Razia stasioner dilaksanakan dengan metode selektif dan terarah di sepanjang Jalan I Gusti Ngurah Rai, Kelurahan Bintara. Di lokasi tersebut, petugas melakukan pemeriksaan terhadap kendaraan maupun pengendara yang melintas. Sasaran utama adalah pencegahan peredaran senjata tajam, barang berbahaya, serta memutus akses gerak pelaku kejahatan agar tidak mengganggu keamanan dan ketenangan warga.
Setelah kegiatan pemeriksaan selesai, tim segera bergerak menyisir kawasan rawan dengan pendekatan yang humanis dan dialogis. Titik yang disasar meliputi lokasi yang kerap menjadi tempat berkumpulnya remaja maupun wilayah yang berpotensi gangguan, antara lain Jalan Bintara Raya, Jalan KH. Noer Ali Kalimalang, kawasan Kota Bintang, hingga sekitar Gerbang Tol Bintarajaya.
Selain memantau kondisi keamanan, petugas juga menyampaikan imbauan kamtibmas kepada warga dan kelompok pemuda yang masih beraktivitas. Masyarakat dihimbau untuk turut menjaga ketertiban lingkungan, menghindari perkelahian massal, serta tidak terlibat dalam tindakan yang melanggar hukum.
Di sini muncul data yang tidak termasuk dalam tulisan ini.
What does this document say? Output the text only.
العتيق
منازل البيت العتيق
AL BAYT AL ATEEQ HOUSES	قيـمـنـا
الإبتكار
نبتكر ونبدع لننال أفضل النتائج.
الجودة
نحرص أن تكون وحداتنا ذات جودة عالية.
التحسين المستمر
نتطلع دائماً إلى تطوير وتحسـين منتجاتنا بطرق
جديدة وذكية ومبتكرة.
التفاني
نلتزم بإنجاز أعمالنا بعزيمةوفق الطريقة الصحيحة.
Pihak Kapolsek Bekasi Barat menegaskan bahwa kegiatan pengawasan dan penertiban seperti ini akan terus ditingkatkan secara rutin. Hal ini dilakukan sebagai bentuk kehadiran nyata kepolisian di tengah masyarakat, guna memberikan rasa aman dan nyaman, terutama pada jam-jam rawan terjadinya tindak kriminalitas.
Sepanjang pelaksanaan operasi, seluruh wilayah terpantau aman, tertib, dan tidak ditemukan gangguan keamanan yang berarti. Seluruh rangkaian kegiatan berjalan lancar dan berakhir sesuai jadwal.